Du centre au projet démocrate.
Dans un article de la revue politique Commentaire, fondé par Raymond
ARON, François BAYROU défini les 4 principes sur lesquels se construira
le projet Démocrate, j'ai tenté de faire un résumé
de cet article que je vous livre ci-dessous.
Une conviction
François
BAYROU considère que le projet politique néo-conservateur et le projet archéo-socialiste
sont voués à l'échec tandis que seul le projet Démocrate répond aux attentes
de la société.
C'est possible !
François BAYROU considère que cette option démocrate peut s'imposer en France
même sans changement institutionnel grâce à la prééminence de l'élection présidentielle
et à la concomitance immédiate des élections législatives. " Si un président
démocrate avait en effet été élu, une vague orange se serait imposée aux élections
législatives, une majorité nouvelle serait sortie des urnes et l'impossible
d'hier se serait à l'instant révélé possible. "

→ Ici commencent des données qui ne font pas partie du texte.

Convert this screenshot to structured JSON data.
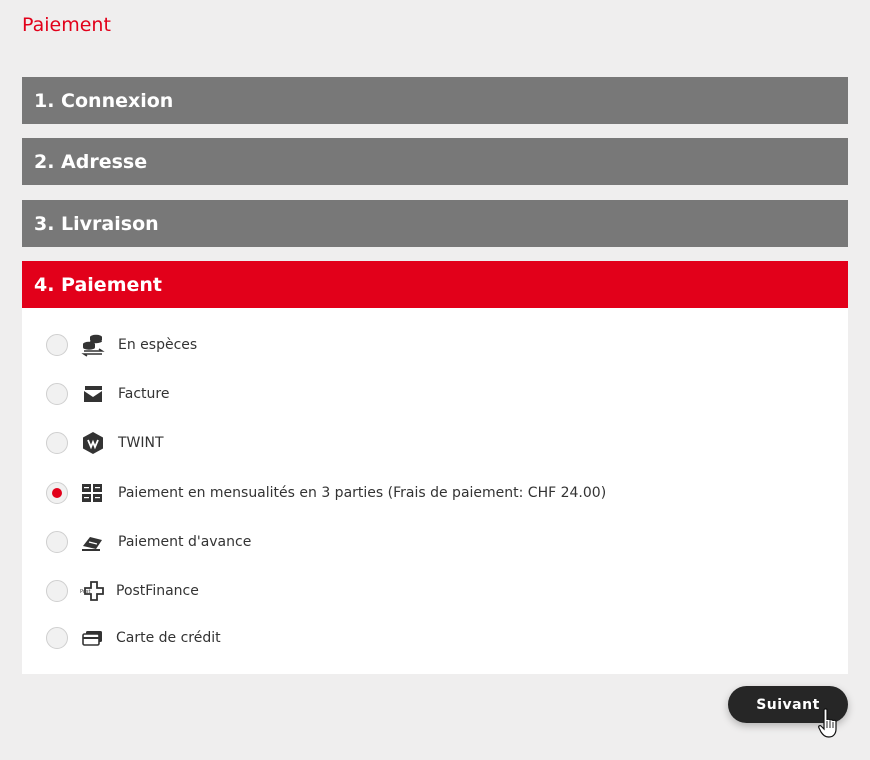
{
  "page_title": "Paiement",
  "steps": [
    {
      "label": "1. Connexion"
    },
    {
      "label": "2. Adresse"
    },
    {
      "label": "3. Livraison"
    },
    {
      "label": "4. Paiement"
    }
  ],
  "payment_options": [
    {
      "label": "En espèces",
      "icon": "cash-exchange-icon",
      "selected": false
    },
    {
      "label": "Facture",
      "icon": "invoice-icon",
      "selected": false
    },
    {
      "label": "TWINT",
      "icon": "twint-icon",
      "selected": false
    },
    {
      "label": "Paiement en mensualités en 3 parties (Frais de paiement: CHF 24.00)",
      "icon": "installments-icon",
      "selected": true
    },
    {
      "label": "Paiement d'avance",
      "icon": "advance-payment-icon",
      "selected": false
    },
    {
      "label": "PostFinance",
      "icon": "postfinance-icon",
      "selected": false
    },
    {
      "label": "Carte de crédit",
      "icon": "credit-card-icon",
      "selected": false
    }
  ],
  "next_button": "Suivant",
  "colors": {
    "accent": "#e2001a",
    "step_inactive": "#787878",
    "button": "#262626"
  }
}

du " centre " au projet démocrate.
"il faut sortir de la seule désignation géographique (le centre) et nommer
ce projet, non pas en référence à ses concurrents de droite et de gauche, mais
lui donner son véritable nom, démocratie, lui rendre ses racines dans la grande
famille démocrate qui va nécessairement s'organiser dans le monde en concurrence
avec les néo-conservateurs et avec l'internationale socialiste. "
Une Droite décomplexée
" cette confrontation est d'autant plus rude, d'autant plus marquée et d'autant
plus nécessaire que la " droite " a changé de nature au cours de la dernière
séquence.
Nicolas SARKOZY a conduit à son terme le projet de " décomplexer " une certaine
droite française en lui proposant un métissage inédit entre néo-bonapartisme,
pour le mode de gouvernement et néo-conservatisme, pour le projet de société."
Les 4 piliers du projet démocrate :
A) Exigence civique :
Il s'agir de refuser une " intervention épisodique, signature de chèque en
blanc à des gouvernants dont le seul engagement est de revenir devant le suffrage
universel à intervalle réguliers " et de promouvoir " une politique de vérité,
d'éducation civique générale, d'information et de formation, destinée à porter
le citoyen au niveau d'un décideur.
"Cette exigence d'information du citoyen est sous-tendues par 2 impératifs :
- Impératif d'efficacité : " en
démocratie télévisuelle, comme nous sommes, les grandes évolutions de la société
ne peuvent être que consenties. Cela vient en particulier de ce que la manifestation
massive, le refus des citoyens, les incidents qui les accompagnent, ne sont
pas supportables dès l'instant qu'ils se trouvent photographiés et filmés.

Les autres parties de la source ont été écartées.